Il commento alle letture di domenica 13 gennaio 2019 a cura dei Missionari della Via.

Gesù, Dio fattosi uomo, ha 30 anni circa, è sempre vissuto nel nascondimento, santificando la realtà della vita familiare e lavorativa e ora inizia la sua missione pubblica. E da dove inizia la sua missione? Con uno spettacolo al palazzo reale?

No, ma scende in uno dei punti più depressi, più bassi della Palestina, al fiume Giordano; ed ivi va a ricevere il battesimo, che all’epoca era un segno di conversione, manifestava cioè il desiderio e la volontà di cambiar vita, riconoscendosi bisognosi di Dio e del suo perdono. Come si manifesta dunque Gesù?
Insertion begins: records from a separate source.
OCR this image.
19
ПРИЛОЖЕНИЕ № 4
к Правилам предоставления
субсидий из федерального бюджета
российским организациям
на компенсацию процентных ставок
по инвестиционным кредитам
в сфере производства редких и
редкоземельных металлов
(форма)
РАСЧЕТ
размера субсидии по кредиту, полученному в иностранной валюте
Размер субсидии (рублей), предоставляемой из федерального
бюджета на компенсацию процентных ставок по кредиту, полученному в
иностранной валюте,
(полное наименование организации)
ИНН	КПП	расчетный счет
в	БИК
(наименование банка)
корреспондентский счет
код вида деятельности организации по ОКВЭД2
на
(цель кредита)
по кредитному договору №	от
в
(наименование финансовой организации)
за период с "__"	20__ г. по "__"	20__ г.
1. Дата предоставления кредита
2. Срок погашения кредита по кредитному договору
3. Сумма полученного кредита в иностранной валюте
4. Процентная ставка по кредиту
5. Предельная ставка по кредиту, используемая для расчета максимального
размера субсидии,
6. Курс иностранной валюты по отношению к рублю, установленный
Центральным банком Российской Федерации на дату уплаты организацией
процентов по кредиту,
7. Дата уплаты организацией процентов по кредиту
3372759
Come “uno di noi”, che si è fatto partecipe in tutto della nostra natura umana, fuorché del peccato. E così Gesù ci rivela che Dio è davvero l’Emmanuele, il Dio-con-noi, che non ci guarda dall’alto verso il basso, ma che si mette “più in basso di noi” per tirarci su; uno che non si tiene alla larga da noi peccatori, ma che si fa nostro compagno di viaggio per salvarci; uno che non fa “distinzioni di classe o di razza”, ma che cerca tutti, che ci ama.

Il Padre stesso “testimonia” chi è davvero Gesù: ll suo figlio amato, nel quale ha posto il suo compiacimento. Il suo Figlio, primogenito e modello di ogni figlio nel Figlio, è Gesù e in lui vediamo anche il modello da seguire. Il vero Figlio di Dio è proprio questo Gesù che, anziché salire, scende; che non se ne sta alla larga dai peccatori, ma che cammina con loro per salvarli; non è uno che propone idee astratte e “lancia invettive”, ma uno che si fa concretamente carico del nostro dolore e delle nostre colpe, espiandole personalmente e proponendoci la salvezza.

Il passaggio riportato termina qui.